Im Hinblick auf die immer mehr, und zwar berechtigt geforderten Minimierungsverpflichtungen bei Baumaßnahmen stellt sich eine neue Frage: Können wir es uns leisten 20, 30 oder 40 Jahre Wuchsleistung eines Baumes so ohne weiteres mit der Motorsäge zu eliminieren? Ich meine, wir können es nicht. Was also tun? Antwort: Wenn die auf der Baustelle „im Wege stehenden“ Bäume die Qualität zur Verpflanzung aufweisen, dann gibt es nur eines: Verpflanzen! (Dazu eine Anmerkung: Nicht jeder Baum lohnt sich tatsächlich zur Verpflanzung. So genannte „Krücken“ sollte man dann besser doch umschneiden.)
Ein weiteres Argument: Wenn auch im ersten Augenblick der finanzielle Aufwand zum Zeitpunkt der Verpflanzmaßnahme im Vergleich zur Baumschulware hoch erscheint, so relativiert sich dieser bei genauem Hinsehen beträchtlich. Gerade an Straßen sind Bäume häufig „Versicherungsfälle“, wenn z. B. ein Kfz vom rechten Weg abkommt und einen Schaden am Baum anrichtet oder beim Grunderwerb im Zuge von Baumaßnahmen. Die Bewertung solcher Gehölze ist mittlerweile ein wichtiger Bestandteil gutachterlicher Tätigkeit einschlägiger Fachleute, gerichtlich umfassend abgesichert und war außerdem ein ständiger Teil meines Aufgabengebietes. Insofern war mit großer Sicherheit der Wert eines einzeln oder in der Gruppe stehenden Baumes exakt zu berechnen. Im Regelfall überstieg dabei der Wert eines Baumes die Kosten, die für Verpflanzung und Nachsorge aufzuwenden waren. (Berechnungsbeispiele könnten nachgeliefert werden.)

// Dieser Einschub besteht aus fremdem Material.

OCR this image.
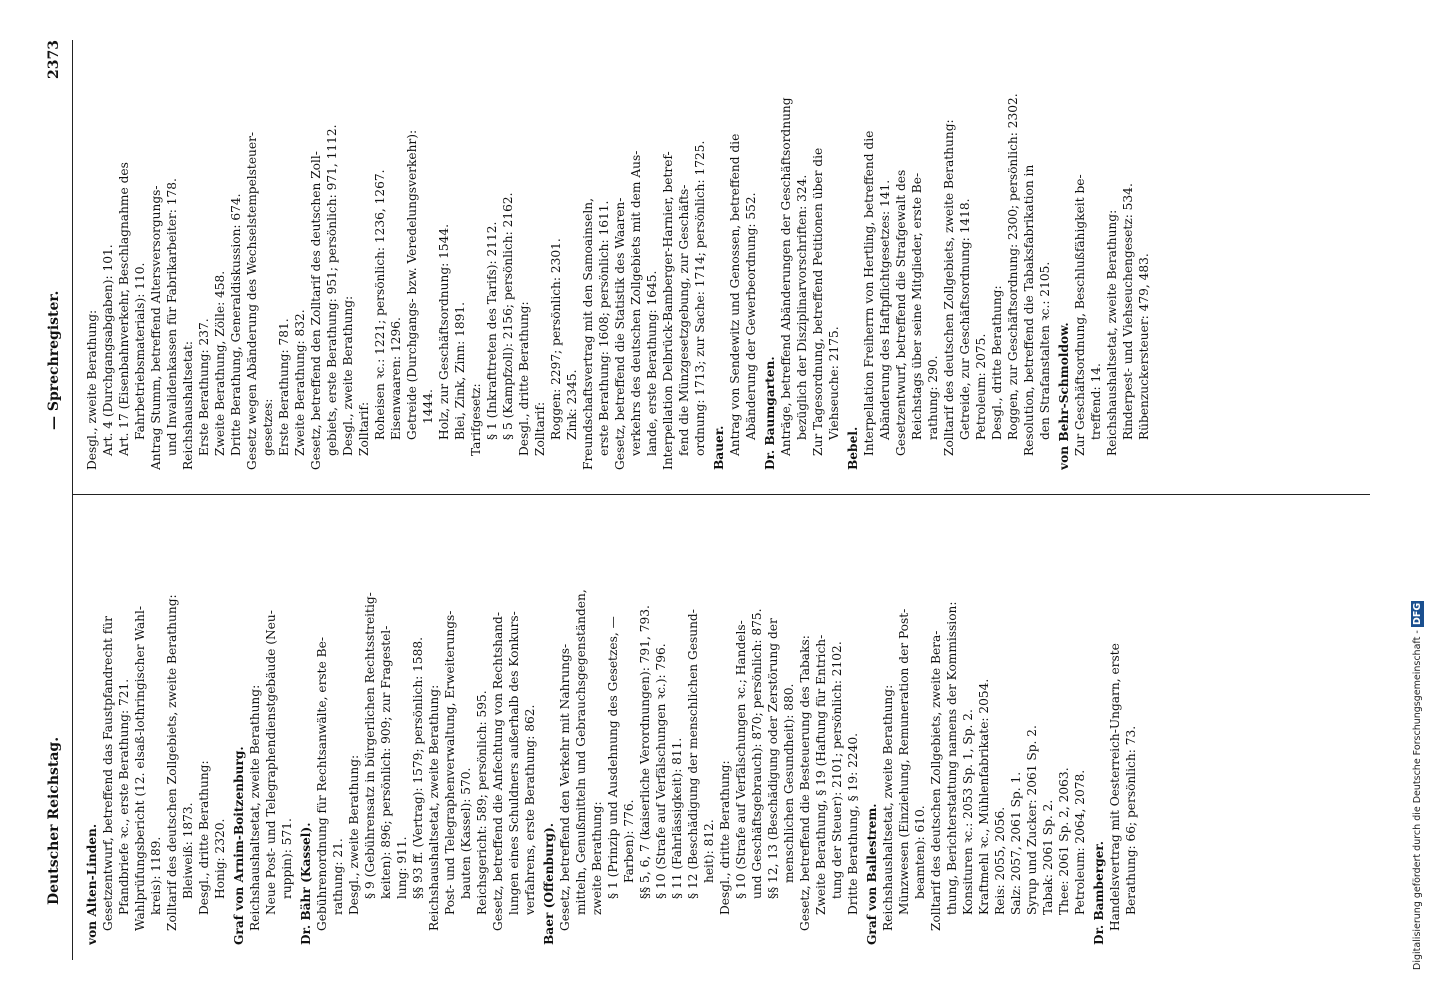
Deutscher Reichstag.
— Sprechregister.
2373
von Alten-Linden. Gesetzentwurf, betreffend das Faustpfandrecht für Pfandbriefe ꝛc., erste Berathung: 721. Wahlprüfungsbericht (12. elsaß-lothringischer Wahl- kreis): 1189. Zolltarif des deutschen Zollgebiets, zweite Berathung: Bleiweiß: 1873. Desgl., dritte Berathung: Honig: 2320. Graf von Arnim-Boitzenburg. Reichshaushaltsetat, zweite Berathung: Neue Post- und Telegraphendienstgebäude (Neu- ruppin): 571. Dr. Bähr (Kassel). Gebührenordnung für Rechtsanwälte, erste Be- rathung: 21. Desgl., zweite Berathung: § 9 (Gebührensatz in bürgerlichen Rechtsstreitig- keiten): 896; persönlich: 909; zur Fragestel- lung: 911. §§ 93 ff. (Vertrag): 1579; persönlich: 1588. Reichshaushaltsetat, zweite Berathung: Post- und Telegraphenverwaltung, Erweiterungs- bauten (Kassel): 570. Reichsgericht: 589; persönlich: 595. Gesetz, betreffend die Anfechtung von Rechtshand- lungen eines Schuldners außerhalb des Konkurs- verfahrens, erste Berathung: 862. Baer (Offenburg). Gesetz, betreffend den Verkehr mit Nahrungs- mitteln, Genußmitteln und Gebrauchsgegenständen, zweite Berathung: § 1 (Prinzip und Ausdehnung des Gesetzes, — Farben): 776. §§ 5, 6, 7 (kaiserliche Verordnungen): 791, 793. § 10 (Strafe auf Verfälschungen ꝛc.): 796. § 11 (Fahrlässigkeit): 811. § 12 (Beschädigung der menschlichen Gesund- heit): 812. Desgl., dritte Berathung: § 10 (Strafe auf Verfälschungen ꝛc.; Handels- und Geschäftsgebrauch): 870; persönlich: 875. §§ 12, 13 (Beschädigung oder Zerstörung der menschlichen Gesundheit): 880. Gesetz, betreffend die Besteuerung des Tabaks: Zweite Berathung, § 19 (Haftung für Entrich- tung der Steuer): 2101; persönlich: 2102. Dritte Berathung, § 19: 2240. Graf von Ballestrem. Reichshaushaltsetat, zweite Berathung: Münzwesen (Einziehung, Remuneration der Post- beamten): 610. Zolltarif des deutschen Zollgebiets, zweite Bera- thung, Berichterstattung namens der Kommission: Konsituren ꝛc.: 2053 Sp. 1, Sp. 2. Kraftmehl ꝛc., Mühlenfabrikate: 2054. Reis: 2055, 2056. Salz: 2057, 2061 Sp. 1. Syrup und Zucker: 2061 Sp. 2. Tabak: 2061 Sp. 2. Thee: 2061 Sp. 2, 2063. Petroleum: 2064, 2078. Dr. Bamberger. Handelsvertrag mit Oesterreich-Ungarn, erste Berathung: 66; persönlich: 73.
Desgl., zweite Berathung: Art. 4 (Durchgangsabgaben): 101. Art. 17 (Eisenbahnverkehr, Beschlagnahme des Fahrbetriebsmaterials): 110. Antrag Stumm, betreffend Altersversorgungs- und Invalidenkassen für Fabrikarbeiter: 178. Reichshaushaltsetat: Erste Berathung: 237. Zweite Berathung, Zölle: 458. Dritte Berathung, Generaldiskussion: 674. Gesetz wegen Abänderung des Wechselstempelsteuer- gesetzes: Erste Berathung: 781. Zweite Berathung: 832. Gesetz, betreffend den Zolltarif des deutschen Zoll- gebiets, erste Berathung: 951; persönlich: 971, 1112. Desgl., zweite Berathung: Zolltarif: Roheisen ꝛc.: 1221; persönlich: 1236, 1267. Eisenwaaren: 1296. Getreide (Durchgangs- bzw. Veredelungsverkehr): 1444. Holz, zur Geschäftsordnung: 1544. Blei, Zink, Zinn: 1891. Tarifgesetz: § 1 (Inkrafttreten des Tarifs): 2112. § 5 (Kampfzoll): 2156; persönlich: 2162. Desgl., dritte Berathung: Zolltarif: Roggen: 2297; persönlich: 2301. Zink: 2345. Freundschaftsvertrag mit den Samoainseln, erste Berathung: 1608; persönlich: 1611. Gesetz, betreffend die Statistik des Waaren- verkehrs des deutschen Zollgebiets mit dem Aus- lande, erste Berathung: 1645. Interpellation Delbrück-Bamberger-Harnier, betref- fend die Münzgesetzgebung, zur Geschäfts- ordnung: 1713; zur Sache: 1714; persönlich: 1725. Bauer. Antrag von Sendewitz und Genossen, betreffend die Abänderung der Gewerbeordnung: 552. Dr. Baumgarten. Anträge, betreffend Abänderungen der Geschäftsordnung bezüglich der Disziplinarvorschriften: 324. Zur Tagesordnung, betreffend Petitionen über die Viehseuche: 2175.
Bebel. Interpellation Freiherrn von Hertling, betreffend die Abänderung des Haftpflichtgesetzes: 141. Gesetzentwurf, betreffend die Strafgewalt des Reichstags über seine Mitglieder, erste Be- rathung: 290. Zolltarif des deutschen Zollgebiets, zweite Berathung: Getreide, zur Geschäftsordnung: 1418. Petroleum: 2075. Desgl., dritte Berathung: Roggen, zur Geschäftsordnung: 2300; persönlich: 2302. Resolution, betreffend die Tabaksfabrikation in den Strafanstalten ꝛc.: 2105. von Behr-Schmoldow. Zur Geschäftsordnung, Beschlußfähigkeit be- treffend: 14. Reichshaushaltsetat, zweite Berathung: Rinderpest- und Viehseuchengesetz: 534. Rübenzuckersteuer: 479, 483.
Digitalisierung gefördert durch die Deutsche Forschungsgemeinschaft - DFG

Was hindert uns also daran, immer und überall, wo wir mit verpflanzungsfähigen Bäumen in Berührung kommen, diese mit ihren wichtigen Ressourcen für die Umwelt, das Stadtklima und weiterer Elemente durch eine relativ problemlose, aber intelligente Maßnahme einer Großbaumverpflanzung zu erhalten. Man muss nur wissen, dass es so was gibt und wie’s geht. Und in Veitshöchheim hat man alle Chancen, das den angehenden Meistern und Technikern zu vermitteln. Ich helfe auch gerne dazu.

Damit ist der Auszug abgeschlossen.